Refueling after exercise is key for rebuilding muscle tissue and glycogen stores. Exercise can break down muscle fibers which hinders building muscle and strength. However, getting adequate nutrition through the day, and after exercise, can offset muscle break down and contribute to muscle growth.
Athletes need about 1.2-1.7 gm/kg of body weight. Most athletes get their recommended amount of protein throughout the day if they eat a balanced diet. You don’t necessarily need to drink o eat a protein supplement after working out.
Supplements can be convenient and portable, but real food can work well for restoring muscles after exercise.
Here are some considerations to keep in mind when planning your post exercise nutrition and protein intake.
When should you be concerned about protein after a workout?
Adults who exercise for 30-60 minutes most days of the week probably don’t need to worry about taking protein right after exercise to restore their muscles.
Eating a balanced diet and eating meals around your workout can provide your body the necessary amount of protein you need to rebuild muscles.
People who exercise with sport specific performance goals, two hours or greater per day, is trying to build muscle mass or has multiple exercise sessions per day will benefit more from making sure they have adequate carbohydrate and protein after exercise. They may need additional supplements and calories besides normal meals to meet their goals.
20-25 gm
Most researchers suggest getting 20-25 grams of protein after exercise to help stimulate muscle growth and to increase greater muscle synthesis after exercise. Researchers from the Gatorade Sports Science Institute (GSSI) suggest the range of 20-25grams of protein after exercise for athletes up to 200 pounds should be adequate for stimulating protein synthesis.
Most protein powders will provide this amount of protein with a single serving, or eating a meal can provide this amount of protein.
Larger athletes
Larger athletes may need a higher amount of protein after exercise to stimulate muscle synthesis. Larger athletes may need closer to 30-40 grams of protein after exercise to rebuild muscle after strenuous exercise.
According to researchers from GSSI, studies suggest that there may be a cap of protein’s benefits at 40 grams per serving. So eating a supplement that contains 50 grams of protein after exercise may not work better than something that provides 20-25 grams of protein.
What kind of protein?
Most research studies with protein and exercise recovery have studied whey protein because it is rich in branched chain amino acids, which are used for muscle growth.
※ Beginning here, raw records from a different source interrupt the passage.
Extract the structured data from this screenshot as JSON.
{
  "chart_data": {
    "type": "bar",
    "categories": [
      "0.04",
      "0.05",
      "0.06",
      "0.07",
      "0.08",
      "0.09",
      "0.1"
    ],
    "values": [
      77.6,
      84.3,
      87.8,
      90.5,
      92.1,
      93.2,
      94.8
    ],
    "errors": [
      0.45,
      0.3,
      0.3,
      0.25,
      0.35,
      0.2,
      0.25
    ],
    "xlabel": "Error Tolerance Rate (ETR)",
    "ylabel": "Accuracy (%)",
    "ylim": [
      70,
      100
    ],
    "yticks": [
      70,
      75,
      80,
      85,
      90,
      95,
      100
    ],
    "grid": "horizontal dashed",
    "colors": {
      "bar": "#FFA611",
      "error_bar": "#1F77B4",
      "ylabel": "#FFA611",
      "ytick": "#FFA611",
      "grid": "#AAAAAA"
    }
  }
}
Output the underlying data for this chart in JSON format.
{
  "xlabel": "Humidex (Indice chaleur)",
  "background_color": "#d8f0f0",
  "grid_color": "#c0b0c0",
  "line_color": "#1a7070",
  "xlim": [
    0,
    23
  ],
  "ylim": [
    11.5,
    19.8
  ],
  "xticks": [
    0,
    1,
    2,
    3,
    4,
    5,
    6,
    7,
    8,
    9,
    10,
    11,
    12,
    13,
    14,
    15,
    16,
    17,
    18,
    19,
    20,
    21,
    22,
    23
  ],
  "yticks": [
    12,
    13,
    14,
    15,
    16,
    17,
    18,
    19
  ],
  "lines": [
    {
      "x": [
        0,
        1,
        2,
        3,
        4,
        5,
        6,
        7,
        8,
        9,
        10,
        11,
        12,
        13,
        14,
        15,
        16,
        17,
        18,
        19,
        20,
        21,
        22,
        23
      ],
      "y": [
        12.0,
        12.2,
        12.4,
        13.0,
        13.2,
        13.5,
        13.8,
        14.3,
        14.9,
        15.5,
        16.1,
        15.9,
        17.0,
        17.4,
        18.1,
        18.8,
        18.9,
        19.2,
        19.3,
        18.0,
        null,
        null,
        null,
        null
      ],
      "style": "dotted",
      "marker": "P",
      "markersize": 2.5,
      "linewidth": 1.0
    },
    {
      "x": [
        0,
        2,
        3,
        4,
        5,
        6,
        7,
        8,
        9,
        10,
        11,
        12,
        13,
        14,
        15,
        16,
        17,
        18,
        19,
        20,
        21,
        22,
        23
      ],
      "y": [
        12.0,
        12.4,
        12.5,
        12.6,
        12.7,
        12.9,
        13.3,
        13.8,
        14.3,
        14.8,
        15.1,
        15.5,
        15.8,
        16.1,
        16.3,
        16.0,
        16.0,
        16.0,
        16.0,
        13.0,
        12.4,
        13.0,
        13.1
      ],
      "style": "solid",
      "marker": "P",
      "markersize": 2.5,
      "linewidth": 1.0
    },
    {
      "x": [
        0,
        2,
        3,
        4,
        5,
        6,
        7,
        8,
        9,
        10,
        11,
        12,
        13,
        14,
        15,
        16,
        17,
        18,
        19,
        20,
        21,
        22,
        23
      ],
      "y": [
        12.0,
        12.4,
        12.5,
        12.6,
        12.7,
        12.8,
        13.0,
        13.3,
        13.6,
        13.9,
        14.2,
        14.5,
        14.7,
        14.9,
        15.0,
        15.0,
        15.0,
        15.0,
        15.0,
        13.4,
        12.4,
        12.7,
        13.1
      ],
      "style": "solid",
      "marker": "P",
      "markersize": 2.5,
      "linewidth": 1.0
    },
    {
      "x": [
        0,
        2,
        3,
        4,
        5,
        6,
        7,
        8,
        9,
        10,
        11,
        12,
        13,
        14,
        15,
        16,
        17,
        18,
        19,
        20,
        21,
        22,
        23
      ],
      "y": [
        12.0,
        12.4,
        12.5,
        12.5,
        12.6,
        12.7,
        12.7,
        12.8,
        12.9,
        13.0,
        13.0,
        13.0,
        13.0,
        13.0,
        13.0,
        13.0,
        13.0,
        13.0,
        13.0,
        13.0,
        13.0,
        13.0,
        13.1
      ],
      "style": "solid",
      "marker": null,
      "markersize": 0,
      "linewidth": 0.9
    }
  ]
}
Whey protein is considered a complete protein meaning you get all essential amino acids, and it has a high bioavailability.
Use caution with whey protein supplements, as they are considered a supplement. The safety, quality and purity of supplements is not regulated by the FDA. Whey protein may lower blood sugar which can be a concern for diabetics and is not recommended for people with a dairy allergy.
Must read: Are there any side effects of protein powders?
Eating a meal with animal or vegetarian protein food sources can provide 20 grams after exercise, and some supplements use alternative protein sources from dairy. However, they may not be as high in branched chain amino acids compared to whey protein.
Don’t forget carbohydrates
Protein is critical for rebuilding muscles after exercise, but carbohydrates are also an important recovery item, especially for endurance athletes or athletes with multiple training sessions per day.
Consuming adequate carbohydrates after exercise, along with protein, can help rebuild glycogen stores in muscles and save muscles from further breakdown in back to back workouts.
Timing
Getting protein after exercise, ideally within 60 minutes, is important for rebuilding muscles after exercise. However, consuming adequate protein even 24 hours post exercise can further stimulate muscle synthesis.
Eating 20 grams of protein every 3 hours may give an additional advantage to building muscle post exercise, according to some research studies. Again, this can be done with food alone or may be from a supplement.
Muscle synthesis after exercise can be up regulated 24-48 hours after intense exercise with proper nutrition.
Conclusion
Exercise, in the long run, can increase muscle strength. However, just after an exercise session, muscle fibers are broken down and need to be built back up. Most adults can meet protein and nutrition needs from eating balanced meals around exercise.
Intense exercise, long duration exercise and specifically trying to gain more muscle mass may warrant additional protein intake on top of regular meals and snacks.
Most research suggests getting 20-25 grams after exercise can help keep muscle synthesis greater than muscle break down. Getting adequate protein intake throughout the day can further benefit muscle growth.
Whey protein provides a high concentration of branched chain amino acids, which are used primarily for building muscle tissue. Other types of animal or vegetarian protein can be used after exercise as well, but may not be as beneficial as whey protein.